Morris and colleagues report on their pulmonary function testing of military members deployed to Southwest Asia. Respiratory health may be impacted by burn pit emissions, chemical and dust exposures, as well as tobacco use. Over a 3-y period they compared preand post-deployment spirometry from over 800 service members. Post-deployment testing with spirometry and impulse oscillometry was unable to detect any significant changes. They conclude that using spirometry did not identify individuals with post-deployment lung disease and that routine use is not warranted in the absence of pulmonary symptoms.
Onodera et al evaluated contamination of high-flow nasal cannula and oxygen delivery tubing in a group of individuals in the ICU. In 31 devices, they found contamination of the surface of the cannula in 5 subjects. This level of contamination after 48 h is likely from the patient and the importance of these findings is unclear. The frequency at which circuits are changed requires further study.
Luzarraga and others evaluated a mindfulness-based intervention on physical and emotional stress in respiratory therapists. They found that mindfulness interventions were feasible and could be used in the work environment. The impact of these techniques on health and well-being needs additional evidence.
Measuring breathing frequency is a common practice in pulmonary medicine. Takayama et al studied methods for counting breathing frequency for accuracy. They evaluated a count for 15 s, 60 s, and the breathing time measurement in a group of normal individuals. The reported that breathing time measurement was closer to frequency measured for 60 s than the frequency counted for 15 s and multiplied by four.
In another study of ultrasound, Eltrabili and others used ultrasound to predict ventilator liberation in septic subjects. While this was a small study (N = 30), they demonstrated that diaphragmatic ultrasound indices could be useful parameters for assessment of successful ventilator liberation.
Andreata et al evaluated reduced FEV1/FVC and FEV1 as a normal physiologic variant in normal subjects, subjects with asthma, and subjects with COPD. The data suggested that a reduced FEV1/FVC ratio may be a normal finding in younger-to-middle age male subjects unrelated to lung disease.
Kaminsky and Jarzembowski evaluated the impact of mouth pressure on the measurement of diffusing capacity in a group of 336 subjects presenting for pulmonary function testing. The median mouth pressure was 4.5 cm H2O with a range of -13 to 31 cm H2O. Their analysis failed to demonstrate any impact of mouth pressure on diffusing capacity.
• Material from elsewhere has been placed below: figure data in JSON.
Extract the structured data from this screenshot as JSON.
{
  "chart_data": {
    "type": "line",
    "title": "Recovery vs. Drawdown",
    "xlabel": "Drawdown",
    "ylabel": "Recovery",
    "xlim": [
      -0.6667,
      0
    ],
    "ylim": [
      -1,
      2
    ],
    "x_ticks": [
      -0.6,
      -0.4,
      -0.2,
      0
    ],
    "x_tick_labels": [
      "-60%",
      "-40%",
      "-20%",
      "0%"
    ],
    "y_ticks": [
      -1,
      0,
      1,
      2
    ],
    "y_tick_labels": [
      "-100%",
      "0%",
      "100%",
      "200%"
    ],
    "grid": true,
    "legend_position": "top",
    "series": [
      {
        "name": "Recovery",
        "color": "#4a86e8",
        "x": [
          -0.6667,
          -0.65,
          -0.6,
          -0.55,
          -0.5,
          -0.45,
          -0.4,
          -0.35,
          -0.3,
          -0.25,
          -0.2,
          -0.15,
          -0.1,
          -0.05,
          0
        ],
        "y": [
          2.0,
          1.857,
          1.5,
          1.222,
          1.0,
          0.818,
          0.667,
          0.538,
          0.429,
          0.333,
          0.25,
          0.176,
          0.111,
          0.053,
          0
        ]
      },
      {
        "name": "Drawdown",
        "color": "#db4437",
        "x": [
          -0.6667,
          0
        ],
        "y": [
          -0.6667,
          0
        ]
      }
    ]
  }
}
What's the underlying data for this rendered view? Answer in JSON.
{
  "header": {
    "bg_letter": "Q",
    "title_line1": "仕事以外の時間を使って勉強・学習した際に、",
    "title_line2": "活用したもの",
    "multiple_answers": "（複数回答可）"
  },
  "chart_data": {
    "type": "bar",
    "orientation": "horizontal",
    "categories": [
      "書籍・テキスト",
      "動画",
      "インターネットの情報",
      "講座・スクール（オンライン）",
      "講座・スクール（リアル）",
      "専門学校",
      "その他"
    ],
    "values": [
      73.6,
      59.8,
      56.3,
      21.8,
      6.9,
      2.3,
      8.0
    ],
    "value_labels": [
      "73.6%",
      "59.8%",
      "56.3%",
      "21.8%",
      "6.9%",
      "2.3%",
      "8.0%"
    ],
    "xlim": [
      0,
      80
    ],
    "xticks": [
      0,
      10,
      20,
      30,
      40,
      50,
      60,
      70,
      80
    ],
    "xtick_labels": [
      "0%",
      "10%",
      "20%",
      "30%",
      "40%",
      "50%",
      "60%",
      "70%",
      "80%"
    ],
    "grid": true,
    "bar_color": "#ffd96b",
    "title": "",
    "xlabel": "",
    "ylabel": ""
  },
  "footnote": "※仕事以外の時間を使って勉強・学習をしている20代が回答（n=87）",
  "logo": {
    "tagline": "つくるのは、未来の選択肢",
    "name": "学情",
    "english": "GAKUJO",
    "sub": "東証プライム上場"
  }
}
Longhini and co-workers evaluated the use of neurallyadjusted ventilatory assist (NAVA) in subjects with COPD using a helmet interface. They compared short trials (30 min) of NAVA to traditional pressure support at similar delivered tidal volumes. They concluded that NAVA via the helmet improved comfort, trigger performance, and patient-ventilator synchrony compared to traditional pressure support.
Eltorai et al contribute another study of incentive spirometry (IS) in this issue. They found that visual obstruction of the flow indicator resulted in increased inspiratory volumes. The authors concluded that since achieving target inspiratory volumes is the most important factor in successful IS, their findings may allow for improved IS protocols, patient education, and alterations in device design.
Stephens and colleagues provide an invited review of mechanical ventilation in prehospital care and in the emergency department. The authors have published extensively on this topic demonstrating that ventilator-induced lung injury can occur early and lung protective practices need to begin early. Roberts contributes a 2018 Year in Review of the important papers on invasive mechanical ventilation in adults over the last 12 months.